Delft University of Technology, The Netherlands
SIGNAL PROCESSING AND MACHINE LEARNING ON GRAPHS
Abstract: The field of graph signal processing extends classical signal processing tools to signals (data) with an irregular structure that can be characterized by means of a graph (e.g., network data). One of the building blocks of this field are graph filters, direct analogues of time-domain filters, but intended for signals defined on graphs. In this tutorial, we introduce the field of graph signal processing and specifically give an overview of the graph filtering problem.

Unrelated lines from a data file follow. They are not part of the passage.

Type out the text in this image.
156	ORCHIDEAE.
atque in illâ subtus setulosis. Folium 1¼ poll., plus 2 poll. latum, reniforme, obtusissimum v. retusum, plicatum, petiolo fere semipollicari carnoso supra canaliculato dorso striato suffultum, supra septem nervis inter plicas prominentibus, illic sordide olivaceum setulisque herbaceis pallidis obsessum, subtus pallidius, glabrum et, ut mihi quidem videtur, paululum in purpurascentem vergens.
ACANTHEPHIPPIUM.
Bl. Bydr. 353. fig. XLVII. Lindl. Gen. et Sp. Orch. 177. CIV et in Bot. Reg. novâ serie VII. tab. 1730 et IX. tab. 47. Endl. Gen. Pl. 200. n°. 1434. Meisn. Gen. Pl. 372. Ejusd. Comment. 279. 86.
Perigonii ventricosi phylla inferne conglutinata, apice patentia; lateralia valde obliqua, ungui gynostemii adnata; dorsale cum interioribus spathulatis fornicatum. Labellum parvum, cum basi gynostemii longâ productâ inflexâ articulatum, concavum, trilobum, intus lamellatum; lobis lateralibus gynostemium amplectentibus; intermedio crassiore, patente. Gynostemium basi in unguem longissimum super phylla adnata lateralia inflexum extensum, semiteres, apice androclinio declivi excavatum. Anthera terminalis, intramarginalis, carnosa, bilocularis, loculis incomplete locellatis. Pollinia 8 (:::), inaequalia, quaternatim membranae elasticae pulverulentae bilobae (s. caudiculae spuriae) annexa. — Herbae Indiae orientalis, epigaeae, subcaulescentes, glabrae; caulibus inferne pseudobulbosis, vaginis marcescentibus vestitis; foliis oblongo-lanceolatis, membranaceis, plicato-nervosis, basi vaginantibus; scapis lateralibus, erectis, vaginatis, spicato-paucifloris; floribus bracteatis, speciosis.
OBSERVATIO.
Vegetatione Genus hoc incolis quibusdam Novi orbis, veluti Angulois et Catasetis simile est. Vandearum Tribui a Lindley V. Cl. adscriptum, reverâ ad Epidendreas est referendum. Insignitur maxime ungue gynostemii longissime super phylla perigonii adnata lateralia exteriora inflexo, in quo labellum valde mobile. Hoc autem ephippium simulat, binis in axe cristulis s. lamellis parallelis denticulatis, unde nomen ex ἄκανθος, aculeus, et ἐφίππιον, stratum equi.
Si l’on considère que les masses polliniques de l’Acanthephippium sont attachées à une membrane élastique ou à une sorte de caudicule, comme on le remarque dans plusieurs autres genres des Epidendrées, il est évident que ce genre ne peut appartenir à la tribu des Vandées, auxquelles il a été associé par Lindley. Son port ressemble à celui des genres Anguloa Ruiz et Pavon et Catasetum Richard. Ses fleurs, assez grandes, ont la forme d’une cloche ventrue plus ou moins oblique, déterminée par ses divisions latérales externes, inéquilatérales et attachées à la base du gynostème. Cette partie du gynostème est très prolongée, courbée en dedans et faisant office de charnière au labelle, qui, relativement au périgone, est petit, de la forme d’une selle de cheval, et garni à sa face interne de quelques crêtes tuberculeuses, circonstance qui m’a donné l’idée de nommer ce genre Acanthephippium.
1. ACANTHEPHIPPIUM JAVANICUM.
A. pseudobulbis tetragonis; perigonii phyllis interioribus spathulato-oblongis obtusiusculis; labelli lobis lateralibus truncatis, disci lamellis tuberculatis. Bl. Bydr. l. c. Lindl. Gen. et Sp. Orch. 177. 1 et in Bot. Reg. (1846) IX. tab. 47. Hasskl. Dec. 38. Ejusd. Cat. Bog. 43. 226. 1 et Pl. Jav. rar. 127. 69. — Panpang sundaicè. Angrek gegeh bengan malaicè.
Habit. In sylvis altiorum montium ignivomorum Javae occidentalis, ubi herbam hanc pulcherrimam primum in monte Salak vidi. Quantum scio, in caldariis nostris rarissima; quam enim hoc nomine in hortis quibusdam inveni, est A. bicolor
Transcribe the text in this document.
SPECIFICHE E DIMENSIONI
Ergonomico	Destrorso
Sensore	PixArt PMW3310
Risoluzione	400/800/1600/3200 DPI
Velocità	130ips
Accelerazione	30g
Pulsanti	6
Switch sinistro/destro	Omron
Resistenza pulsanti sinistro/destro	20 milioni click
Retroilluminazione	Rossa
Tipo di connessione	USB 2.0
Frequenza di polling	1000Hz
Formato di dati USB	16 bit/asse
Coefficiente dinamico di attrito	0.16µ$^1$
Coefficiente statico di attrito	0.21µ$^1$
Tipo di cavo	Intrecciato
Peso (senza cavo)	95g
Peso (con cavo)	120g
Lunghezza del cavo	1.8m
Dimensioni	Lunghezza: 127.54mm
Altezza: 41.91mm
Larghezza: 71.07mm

We look at the family of finite impulse response (FIR) and infinite impulse response (IIR) graph filters and show how they can be implemented in a distributed manner. To further limit the communication and computational complexity of such a distributed implementation, we also generalize the state-of-the-art distributed graph filters to filters whose weights show a dependency on the nodes sharing information. These so-called edge-variant graph filters yield significant benefits in terms of filter order reduction and can be used for solving specific distributed optimization problems with an extremely fast convergence. Finally, we will overview how graph filters can be used in deep learning applications involving data sets with an irregular structure. Different types of graph filters can be used in the convolution step of graph convolutional networks leading to different trade-offs in performance and complexity. The numerical results presented in this talk illustrate the potential of graph filters in signal processing and machine learning.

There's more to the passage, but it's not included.